要查看哪一个更快,我们可以 生成一些测试数据file1.txt 中约 4500 个键,file2.txt 中 1000000 行),并对简单的 Python 版本进行基准测试相同的东西(粗略地......这些行将以与 grep 版本不同的顺序打印。)。

with open('file1.txt', 'r') as keyfile:
    lookup = set(tuple(line.split()) for line in keyfile)

with open('file2.txt', 'r') as datafile:
    for line in datafile:
        if tuple(line.split()[:3]) in lookup:
            print line,

快约 70 倍。

jofer@cornbread:~/so> time sh so_temp149.sh > a

real    1m47.617s
user    0m51.199s
sys     0m54.391s

事实证明,Python 版本比vs.

jofer@cornbread:~/so> time python so_temp149.py > b

real    0m1.631s
user    0m1.558s
sys     0m0.071s

当然,这两个示例以完全不同的方式解决问题。我们实际上是在比较两种算法,而不是两种实现。例如,如果 file1 中只有几行关键行,则 bash/grep 解决方案很容易胜出。

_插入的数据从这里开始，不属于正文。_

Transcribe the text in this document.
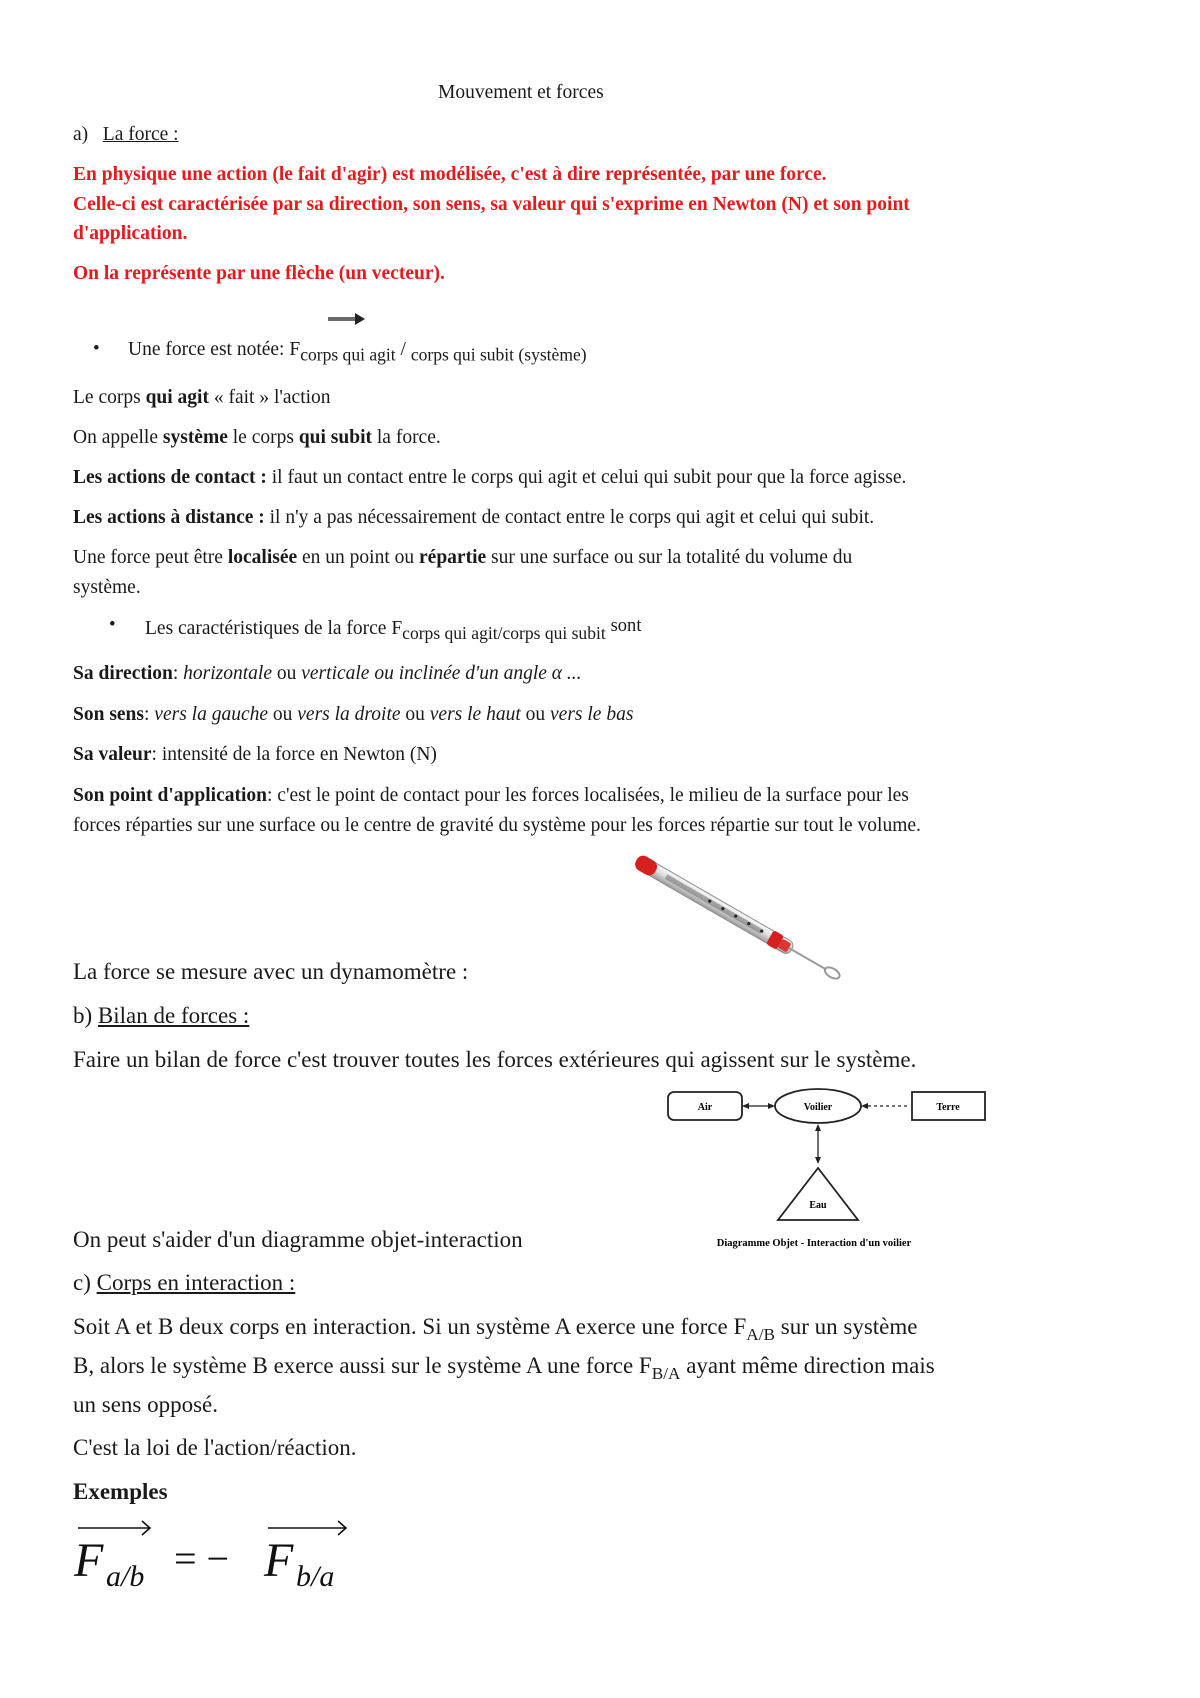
Mouvement et forces
a) La force :
En physique une action (le fait d'agir) est modélisée, c'est à dire représentée, par une force.
Celle-ci est caractérisée par sa direction, son sens, sa valeur qui s'exprime en Newton (N) et son point
d'application.
On la représente par une flèche (un vecteur).
• Une force est notée: Fcorps qui agit / corps qui subit (système)
Le corps qui agit « fait » l'action
On appelle système le corps qui subit la force.
Les actions de contact : il faut un contact entre le corps qui agit et celui qui subit pour que la force agisse.
Les actions à distance : il n'y a pas nécessairement de contact entre le corps qui agit et celui qui subit.
Une force peut être localisée en un point ou répartie sur une surface ou sur la totalité du volume du
système.
• Les caractéristiques de la force Fcorps qui agit/corps qui subit sont
Sa direction: horizontale ou verticale ou inclinée d'un angle α ...
Son sens: vers la gauche ou vers la droite ou vers le haut ou vers le bas
Sa valeur: intensité de la force en Newton (N)
Son point d'application: c'est le point de contact pour les forces localisées, le milieu de la surface pour les
forces réparties sur une surface ou le centre de gravité du système pour les forces répartie sur tout le volume.
La force se mesure avec un dynamomètre :
b) Bilan de forces :
Faire un bilan de force c'est trouver toutes les forces extérieures qui agissent sur le système.
Air	Voilier	Terre
Eau
Diagramme Objet - Interaction d'un voilier
On peut s'aider d'un diagramme objet-interaction
c) Corps en interaction :
Soit A et B deux corps en interaction. Si un système A exerce une force $F_{A/B}$ sur un système
B, alors le système B exerce aussi sur le système A une force $F_{B/A}$ ayant même direction mais
un sens opposé.
C'est la loi de l'action/réaction.
Exemples
F a/b = − F b/a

(bash 是否有某种内置容器,可以 O(1) 查找成员资格?(我认为 bash 4 可能有一个哈希表,但我对此一无所知......)尝试实现会很有趣与上面 bash 中的 python 示例类似的算法,以及......)

Your python version is rather inefficient because you're testing for membership in a list, rather than a set or a dict (i.e. O(n) lookup time instead of O(1)).

Try using a set of tuples or a set of strings instead. Tuples would be a better choice as the two files could be split on different delimiters, but I don't think you'll see a particularly large performance difference. tuple('something'.split()) is relatively fast compared to testing for the membership of a very long list.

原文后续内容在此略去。